Bearish Gold Price Trend Persists

November 22, 2015

New York (Nov 22)  Stronger dollar has been weighing on gold price. Spot gold prices have fallen over 8.5% year to date, with lower prices spurring demand for the precious metal. Global demand increased 8% year on year to 1120.9 tonnes in the third quarter this year, driven by more buying of jewelry, coins and bars, while exchange-traded funds experienced outflows coupled with lower central bank and technology purchases, according to World Gold Council report.

The main determinant of gold price in recent years has been the Federal Reserve monetary policy. Gold price has been falling since September 2011 after it reached all-time high as inflation hedge demand for gold pushed the price for the precious metal higher with the implementation of monetary stimulus programs. The price has been declining since then as inflationary expectations subsided and the US dollar started strengthening. After the Federal Reserve ended its quantitative easing programs in October 2014, investors have been in anticipation for the shift to contractionary monetary policy and the first rate hike by the Federal Reserve in the last nine years. As the US economy continued to recover, Federal Reserve policy makers signaled their intentions to end the near zero interest rate policy and raise the interest rates in every policy statement since the start of 2015. The resulting strengthening of US dollar weighed on gold price, which fell below nearly six-year low of 1080 on November 12 after the release of stronger than expected October jobs report on November 6. Higher interest rates increase opportunity cost for owning gold which doesn’t pay interest, while stronger dollar makes gold more expensive for users of other currencies, depressing the demand for the precious metal.

The fall was not surprising - in October 28 interest rate statement, Federal Reserve policy makers explicitly mentioned they will be considering raising rates in December. The statement didn’t contain the reference to global weakness as a risk for US economy, which had been mentioned in September decision after August turmoil in international markets. Central bank policy makers stated they will assess progress - both realized and expected - toward the objectives of maximum employment and 2% inflation in making the decision. While inflation has been below the target level for some time, the surprisingly strong October jobs report provided a clear signal the labor market has tightened and is near full employment as unemployment fell to 5% from 5.1% in the previous month, and the average hourly earnings rose 0.4% on month. Treasury bond yields rose, strengthening the dollar to near 10-year high, as markets priced in the increased likelihood of interest rate hike in December.

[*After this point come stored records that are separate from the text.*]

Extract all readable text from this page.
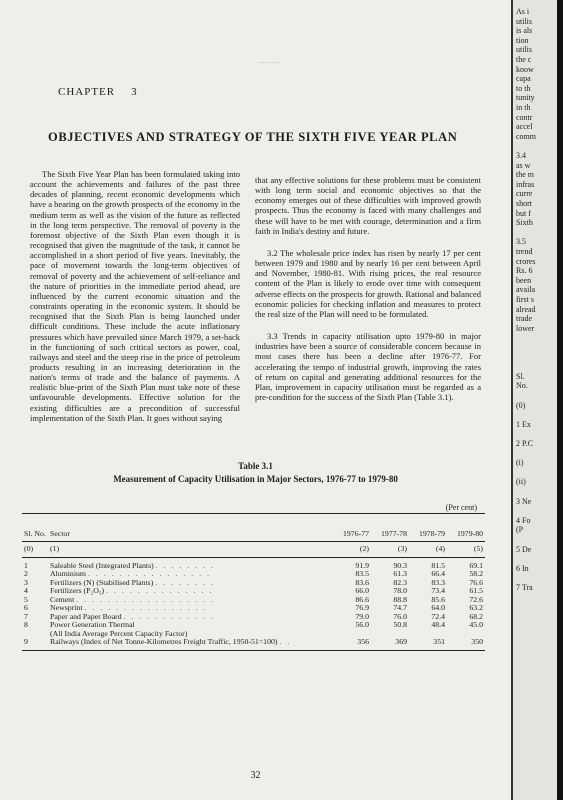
..................
CHAPTER 3
OBJECTIVES AND STRATEGY OF THE SIXTH FIVE YEAR PLAN

The Sixth Five Year Plan has been formulated taking into account the achievements and failures of the past three decades of planning, recent economic developments which have a bearing on the growth prospects of the economy in the medium term as well as the vision of the future as reflected in the long term perspective. The removal of poverty is the foremost objective of the Sixth Plan even though it is recognised that given the magnitude of the task, it cannot be accomplished in a short period of five years. Inevitably, the pace of movement towards the long-term objectives of removal of poverty and the achievement of self-reliance and the nature of priorities in the immediate period ahead, are influenced by the current economic situation and the constraints operating in the economic system. It should be recognised that the Sixth Plan is being launched under difficult conditions. These include the acute inflationary pressures which have prevailed since March 1979, a set-back in the functioning of such critical sectors as power, coal, railways and steel and the steep rise in the price of petroleum products resulting in an increasing deterioration in the nation's terms of trade and the balance of payments. A realistic blue-print of the Sixth Plan must take note of these unfavourable developments. Effective solution for the existing difficulties are a precondition of successful implementation of the Sixth Plan. It goes without saying

that any effective solutions for these problems must be consistent with long term social and economic objectives so that the economy emerges out of these difficulties with improved growth prospects. Thus the economy is faced with many challenges and these will have to be met with courage, determination and a firm faith in India's destiny and future.

3.2 The wholesale price index has risen by nearly 17 per cent between 1979 and 1980 and by nearly 16 per cent between April and November, 1980-81. With rising prices, the real resource content of the Plan is likely to erode over time with consequent adverse effects on the prospects for growth. Rational and balanced economic policies for checking inflation and measures to protect the real size of the Plan will need to be formulated.

3.3 Trends in capacity utilisation upto 1979-80 in major industries have been a source of considerable concern because in most cases there has been a decline after 1976-77. For accelerating the tempo of industrial growth, improving the rates of return on capital and generating additional resources for the Plan, improvement in capacity utilisation must be regarded as a pre-condition for the success of the Sixth Plan (Table 3.1).

Table 3.1
Measurement of Capacity Utilisation in Major Sectors, 1976-77 to 1979-80
(Per cent)
Sl. No.	Sector	1976-77	1977-78	1978-79	1979-80
(0)	(1)	(2)	(3)	(4)	(5)
1	Saleable Steel (Integrated Plants) ........	91.9	90.3	81.5	69.1
2	Aluminium ................	83.5	61.3	66.4	58.2
3	Fertilizers (N) (Stabilised Plants) ........	83.6	82.3	83.3	76.6
4	Fertilizers (P₂O₅) ..............	66.0	78.0	73.4	61.5
5	Cement ..................	86.6	88.8	85.6	72.6
6	Newsprint ................	76.9	74.7	64.0	63.2
7	Paper and Paper Board ............	79.0	76.0	72.4	68.2
8	Power Generation Thermal	56.0	50.8	48.4	45.0
	(All India Average Percent Capacity Factor)				
9	Railways (Index of Net Tonne-Kilometres Freight Traffic, 1950-51=100) ..	356	369	351	350
32
As i
utilis
is als
tion
utilis
the c
know
capa
to th
tunity
in th
contr
accel
comm
3.4
as w
the m
infras
curre
short
but f
Sixth
3.5
trend
crores
Rs. 6
been
availa
first s
alread
trade
lower
Sl.
No.
(0)
1 Ex
2 P.C
(i)
(ii)
3 Ne
4 Fo
(P
5 De
6 In
7 Tra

Outlook dependent on rate hike prospect.

Since then, additional economic data bolstered the likelihood of interest rate hike in December – inflation in October increased 0.2% on month for the first time after two consecutive monthly declines. The increase was in line with expectations, as was the 1.9% year-over-year rise in core inflation, which excludes volatile food and energy prices. Further increases in inflation will depend on robustness of US domestic demand given the continued dollar strength, slowing growth in China and monetary easing in euro-zone and Japan. With labor market near full employment, a continued rise in earnings will nudge inflation higher, which will still be far below the target 2% level though. It will be then a matter of judgment on the part of Central Bank policy makers whether the inflation dynamics provides sufficient grounds for reasonable confidence that inflation will move back to 2% objective over the medium term. Chances of such development are better than fair, currently traders in Fed funds futures are pricing in 71.7% likelihood of December rate hike according to CME Group (O:CME) FedWatch tool. We believe the price of gold will continue falling toward the next psychologically significant support level of $1000/oz until then, unless unexpected negative economic data such as a surprisingly low second reading of third quarter GDP, weak durable goods orders, ISM services index or jobs report indicate a slowing of US economy and signal another possible delay of interest rate hike by the Federal Reserve. A retracement is possible in case of such negative economic developments, which may result in gold rebounding toward mid-October highs.